Mengutip The Conversation, Ignaz mendapati bahwa faktor utama kematian ibu di dalam Eropa pada waktu itu adalah demam nifas, sebuah infeksi akibat bakteri streptococcus yang digunakan dapat membunuh wanita pascapersalinan. Dia kemudian memecahkan misteri demam nifas setelahnya kematian teman lalu koleganya, ahli patologi Jakob Kolletschka.
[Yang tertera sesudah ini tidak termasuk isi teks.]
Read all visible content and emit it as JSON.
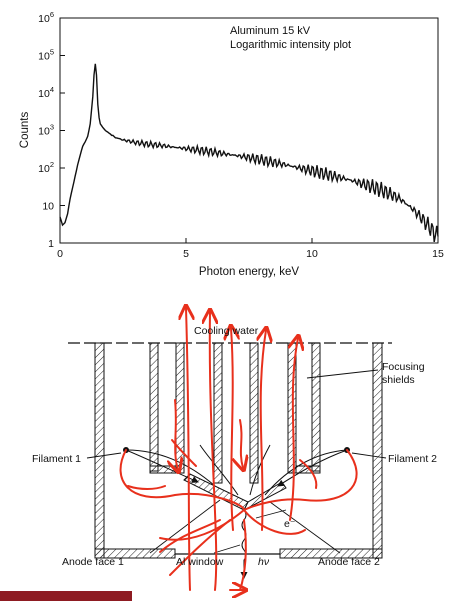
{
  "chart_data": {
    "type": "line",
    "title": "Aluminum 15 kV",
    "subtitle": "Logarithmic intensity plot",
    "xlabel": "Photon energy, keV",
    "ylabel": "Counts",
    "xlim": [
      0,
      15
    ],
    "ylim": [
      1,
      1000000
    ],
    "yscale": "log",
    "grid": false,
    "x_ticks": [
      "0",
      "5",
      "10",
      "15"
    ],
    "y_tick_bases": [
      "10",
      "10",
      "10",
      "10",
      "10",
      "10",
      "1"
    ],
    "y_tick_exponents": [
      "6",
      "5",
      "4",
      "3",
      "2",
      "",
      ""
    ],
    "series": [
      {
        "x": [
          0.0,
          0.1,
          0.2,
          0.3,
          0.4,
          0.5,
          0.6,
          0.7,
          0.8,
          0.9,
          1.0,
          1.1,
          1.2,
          1.3,
          1.35,
          1.4,
          1.45,
          1.5,
          1.55,
          1.6,
          1.7,
          1.8,
          1.9,
          2.0,
          2.2,
          2.5,
          3.0,
          3.5,
          4.0,
          4.5,
          5.0,
          5.5,
          6.0,
          6.5,
          7.0,
          7.5,
          8.0,
          8.5,
          9.0,
          9.5,
          10.0,
          10.5,
          11.0,
          11.5,
          12.0,
          12.5,
          13.0,
          13.5,
          14.0,
          14.3,
          14.6,
          14.8,
          15.0
        ],
        "y": [
          5,
          3,
          3.5,
          6,
          15,
          30,
          60,
          120,
          220,
          380,
          500,
          700,
          1500,
          8000,
          30000,
          60000,
          30000,
          5000,
          2200,
          1500,
          1200,
          1000,
          900,
          800,
          650,
          560,
          480,
          430,
          400,
          360,
          330,
          300,
          270,
          240,
          215,
          190,
          165,
          140,
          120,
          100,
          85,
          70,
          58,
          48,
          38,
          30,
          22,
          15,
          8,
          5,
          3,
          2,
          1.5
        ]
      }
    ]
  },
  "diagram": {
    "labels": {
      "cooling_water": "Cooling water",
      "focusing_shields_1": "Focusing",
      "focusing_shields_2": "shields",
      "filament_1": "Filament 1",
      "filament_2": "Filament 2",
      "electron": "e⁻",
      "anode_face_1": "Anode face 1",
      "al_window": "Al window",
      "hv": "hν",
      "anode_face_2": "Anode face 2"
    },
    "colors": {
      "annotation": "#e8301c",
      "hatch": "#222222",
      "bottom_bar": "#8e1b22"
    }
  }
}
Kolletschka meninggal setelahnya menerima luka pisau bedah ketika melakukan otopsi pada seseorang wanita yang mana meninggal dikarenakan demam nifas. Penularan sekarang sudah ada diketahui, Semmelweis menyimpulkan bahwa jikalau temannya itu tertular infeksi.
Ignaz kemudian mencuci tangannya dengan air kapur yang tersebut mengandung klorin sebelum menangani pasien. Menyadari bahwa larutan klorida dapat menghilangkan bau benda, ia juga mewajibkan mencuci tangan pada seluruh departemennya.